Ethanol, its complex

That’s the tricky thing isn’t it?  If the production and use of ethanol emits more carbon in aggregate than the production and use of gasoline, then what’s the point?  We may replace the falling oil production, but at what price to the planet?

Then there are the other externalities to consider.  Land used for fuel instead of food.  Excess water usage.  Land degradation.  Capacity limits to scaled up production.  Biodiversity depletion from monoculture production.  Poison from the different gases released.

As outlined here, it is time to find out if ethanol is worth its weight in oil relative to carbon emissions.  Information usually obtained by plundering publications on the internet.  And what is found, is, it’s complicated. 

So there is good news and bad news.  However, to round out the debate it is interesting to note that ethanol is produced by various crops.  In the USA it is mostly corn;  in Europe it is rapeseed;  in Brazil (for example) it is sugar cane; in China it is seaweed; and in Australia it is soy bean.

Production of each of these has different carbon footprints and externalities, and even within each specific crop, there are differences that can make it carbon neutral or carbon (eq) intensive.

For example the (subsidised) corn production in the US and rapeseed in EU is causing the prices to rise internationally, and directly affecting food security for the rest of the world.  Especially poverty stricken countries, for which maize and edible oils are a large part of their diet.  The UN’s FAO called for a reduction in production of both.  Further they produced a study that shows in Latin America only Argentina, Brazil, Paraguay and Columbia could sustainably produce biofuel without affecting food security.  

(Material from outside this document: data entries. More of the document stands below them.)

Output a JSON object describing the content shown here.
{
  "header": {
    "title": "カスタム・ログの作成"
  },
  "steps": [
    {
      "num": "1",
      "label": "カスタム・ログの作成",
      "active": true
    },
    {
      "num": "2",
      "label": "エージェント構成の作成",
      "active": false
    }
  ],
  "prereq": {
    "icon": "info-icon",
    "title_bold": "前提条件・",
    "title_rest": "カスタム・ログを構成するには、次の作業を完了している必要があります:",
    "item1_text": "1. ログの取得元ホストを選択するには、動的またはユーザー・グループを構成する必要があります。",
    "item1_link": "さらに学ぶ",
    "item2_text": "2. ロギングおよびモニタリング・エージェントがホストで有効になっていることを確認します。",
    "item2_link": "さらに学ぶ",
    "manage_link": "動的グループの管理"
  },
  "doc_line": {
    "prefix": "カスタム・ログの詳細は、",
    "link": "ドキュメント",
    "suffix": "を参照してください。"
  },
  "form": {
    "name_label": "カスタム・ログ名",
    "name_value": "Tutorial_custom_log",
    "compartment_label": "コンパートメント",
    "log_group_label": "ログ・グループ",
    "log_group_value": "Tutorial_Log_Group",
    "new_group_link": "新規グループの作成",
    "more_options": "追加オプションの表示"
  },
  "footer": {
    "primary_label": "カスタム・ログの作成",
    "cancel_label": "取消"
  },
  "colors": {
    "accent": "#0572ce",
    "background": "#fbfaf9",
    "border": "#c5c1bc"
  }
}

Then there is this article, which suggests that depending on how the corn is produced it could be 20-30% less carbon intensive / 20-30% more carbon intensive than gasoline.  It is land usage that makes the biggest difference.  Quoting: 
if you assume that all the land used to produce the ethanol feedstock is already in production, you tend to find a carbon footprint at the low end of the range, since there is little net reduction in the carbon sink, and ethanol looks pretty good. If you assume that all the land used to produce the ethanol feedstock came from forests that had been chopped down, or marginal land that produces very low yields, you tend to find a carbon footprint at the high end of the range, and ethanol looks bad. Thought about another way, ethanol made from corn or sugar that displaces human or animal food production is likely to be relatively greenhouse gas friendly compared to ethanol made from corn or sugar that comes from new land put into production just for ethanol.”

Then there is this report, that compares the cost of subsidising corn ethanol versus sequestering the land used for the subsidised corn as carbon sinks.  The latter trumps the former in dollar cost to the taxpayer.  And this report shows how corn is produced at the farm level, may / may not produce substantial amounts of nitrous oxide, a GHG 300 times worse than carbon.  

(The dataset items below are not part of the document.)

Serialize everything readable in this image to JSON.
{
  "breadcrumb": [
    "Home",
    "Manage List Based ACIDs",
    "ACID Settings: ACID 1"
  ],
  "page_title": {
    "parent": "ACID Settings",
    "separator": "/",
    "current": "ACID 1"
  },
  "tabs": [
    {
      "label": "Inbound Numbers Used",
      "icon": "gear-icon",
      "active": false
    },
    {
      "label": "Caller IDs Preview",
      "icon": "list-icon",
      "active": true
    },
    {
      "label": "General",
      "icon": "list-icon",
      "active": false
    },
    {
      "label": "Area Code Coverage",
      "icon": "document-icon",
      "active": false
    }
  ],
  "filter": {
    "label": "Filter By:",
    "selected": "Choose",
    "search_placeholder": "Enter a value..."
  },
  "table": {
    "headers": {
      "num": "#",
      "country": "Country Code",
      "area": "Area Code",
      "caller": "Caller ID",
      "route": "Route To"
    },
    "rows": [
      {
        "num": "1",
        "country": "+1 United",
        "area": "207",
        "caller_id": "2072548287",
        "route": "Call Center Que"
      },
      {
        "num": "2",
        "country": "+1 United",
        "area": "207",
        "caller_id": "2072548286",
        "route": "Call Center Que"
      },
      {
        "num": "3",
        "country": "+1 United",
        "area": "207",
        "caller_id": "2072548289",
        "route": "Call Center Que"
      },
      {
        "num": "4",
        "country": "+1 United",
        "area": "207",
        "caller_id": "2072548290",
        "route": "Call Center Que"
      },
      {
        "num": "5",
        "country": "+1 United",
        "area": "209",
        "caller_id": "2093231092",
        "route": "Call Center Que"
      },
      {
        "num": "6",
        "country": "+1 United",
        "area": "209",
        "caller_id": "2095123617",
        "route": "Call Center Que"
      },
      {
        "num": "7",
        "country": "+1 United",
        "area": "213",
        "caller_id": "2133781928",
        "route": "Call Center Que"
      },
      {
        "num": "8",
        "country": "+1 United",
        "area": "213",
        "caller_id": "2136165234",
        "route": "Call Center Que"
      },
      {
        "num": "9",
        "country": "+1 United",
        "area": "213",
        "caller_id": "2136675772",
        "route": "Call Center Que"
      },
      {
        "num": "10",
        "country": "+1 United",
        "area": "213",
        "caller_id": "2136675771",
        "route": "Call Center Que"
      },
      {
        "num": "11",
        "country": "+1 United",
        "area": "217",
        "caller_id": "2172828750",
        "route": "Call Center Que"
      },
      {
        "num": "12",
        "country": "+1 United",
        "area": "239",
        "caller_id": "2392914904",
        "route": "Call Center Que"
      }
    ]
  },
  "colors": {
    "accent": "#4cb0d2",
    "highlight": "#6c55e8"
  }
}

And then there is this study “Ethanol as Fuel: Energy, Carbon Dioxide Balances, and Ecological Footprint”.  Really, it was the most comprehensive. 

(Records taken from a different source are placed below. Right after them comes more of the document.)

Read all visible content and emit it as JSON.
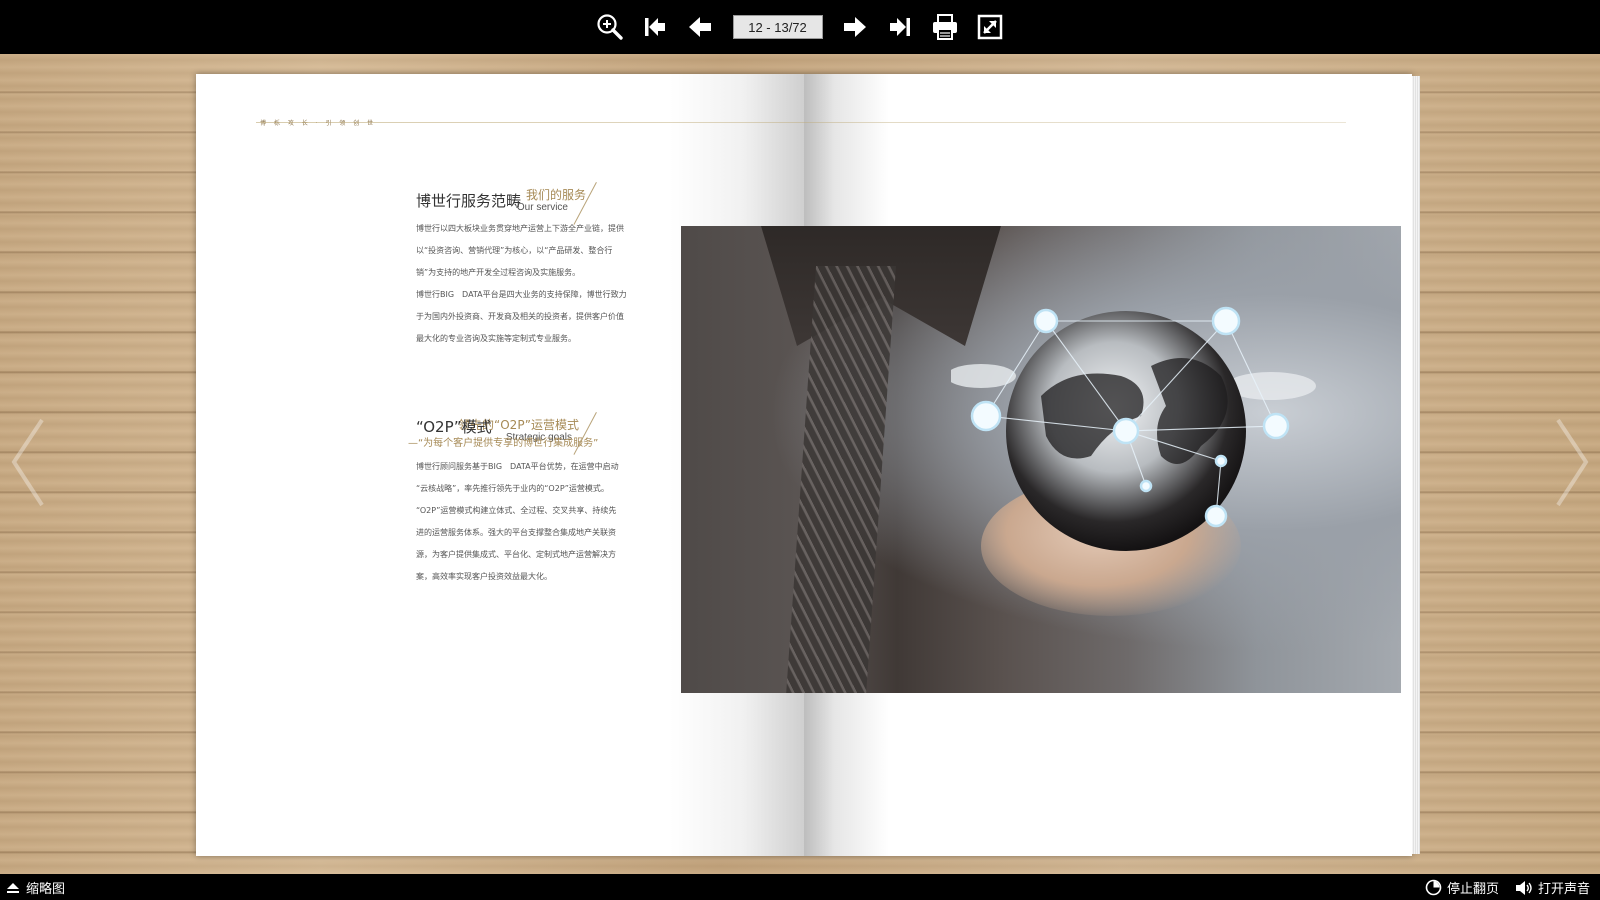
{
  "toolbar": {
    "page_indicator": "12 - 13/72",
    "buttons": [
      {
        "name": "zoom-in-icon"
      },
      {
        "name": "first-page-icon"
      },
      {
        "name": "prev-page-icon"
      },
      {
        "name": "next-page-icon"
      },
      {
        "name": "last-page-icon"
      },
      {
        "name": "print-icon"
      },
      {
        "name": "fullscreen-icon"
      }
    ]
  },
  "bottom_bar": {
    "thumbnails_label": "缩略图",
    "stop_flip_label": "停止翻页",
    "sound_label": "打开声音"
  },
  "page_left": {
    "running_head": "博 栎 攻 长 · 引 领 创 世",
    "section1": {
      "title_cn": "我们的服务",
      "title_en": "Our service",
      "heading": "博世行服务范畴",
      "lines": [
        "博世行以四大板块业务贯穿地产运营上下游全产业链，提供",
        "以“投资咨询、营销代理”为核心，以“产品研发、整合行",
        "销”为支持的地产开发全过程咨询及实施服务。",
        "博世行BIG　DATA平台是四大业务的支持保障，博世行致力",
        "于为国内外投资商、开发商及相关的投资者，提供客户价值",
        "最大化的专业咨询及实施等定制式专业服务。"
      ]
    },
    "section2": {
      "title_cn": "领先的“O2P”运营模式",
      "title_en": "Strategic goals",
      "heading": "“O2P”模式",
      "subheading": "—“为每个客户提供专享的博世行集成服务”",
      "lines": [
        "博世行顾问服务基于BIG　DATA平台优势，在运营中启动",
        "“云核战略”，率先推行领先于业内的“O2P”运营模式。",
        "“O2P”运营模式构建立体式、全过程、交叉共享、持续先",
        "进的运营服务体系。强大的平台支撑整合集成地产关联资",
        "源，为客户提供集成式、平台化、定制式地产运营解决方",
        "案，高效率实现客户投资效益最大化。"
      ]
    }
  },
  "colors": {
    "toolbar_bg": "#000000",
    "accent_gold": "#a68a56",
    "body_text": "#555555"
  }
}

It compares the production of corn in the USA versus sugar in Brazil, as inputs for biofuel.  US comes out looking not so good, and Brazil very good (as in reports above).  

I recommend you read it.  But for a summary of US:  to produce sufficient ethanol in 2012, all the available cropland in the US must be turned over to corn.  By 2036, add in the entire range and pasture areas as well.  And by 2048, every bit of land except for the cities.  So, ethanol is not an option.  And they give many other reasons as well.

In Brazil, only 10% of cropland is required to run the total fleet for the next 30 years.  Starting to consider the complexity? They conclude:

In the Brazilian case, for carbon sequestration, it seems to be more effective to reduce the rate of deforestation than to plant sugarcane.
In the US case, the use of ethanol would require enormous areas of corn agriculture, and the accompanying environmental impacts outweigh its benefits. Ethanol cannot alleviate the United States' dependence on petroleum.

Finally, there is this recent report.  Seaweed, that has been grown at a commercial scale for more than a century in China, is now producing biofuel in small trials.  As with sugarcane, and corn, it is the sugar that is the key ingredient. And it doesn’t compete with food crops, it does not require land, plus it is a pollutant cleanser not polluter.  On a per acre basis it produces 50% more ethanol than sugarcane, and 3 times that of corn.   There is more info here.

So there it is.  No rah!! rah!! or slaps on backs for using ethanol.  It is not all the same.  Indeed much production is creating worse environmental and carbon problems than it is fixing.  The seaweed biofuel seems to be the answer.

But if I can’t get my sushi, I‘ll be cross.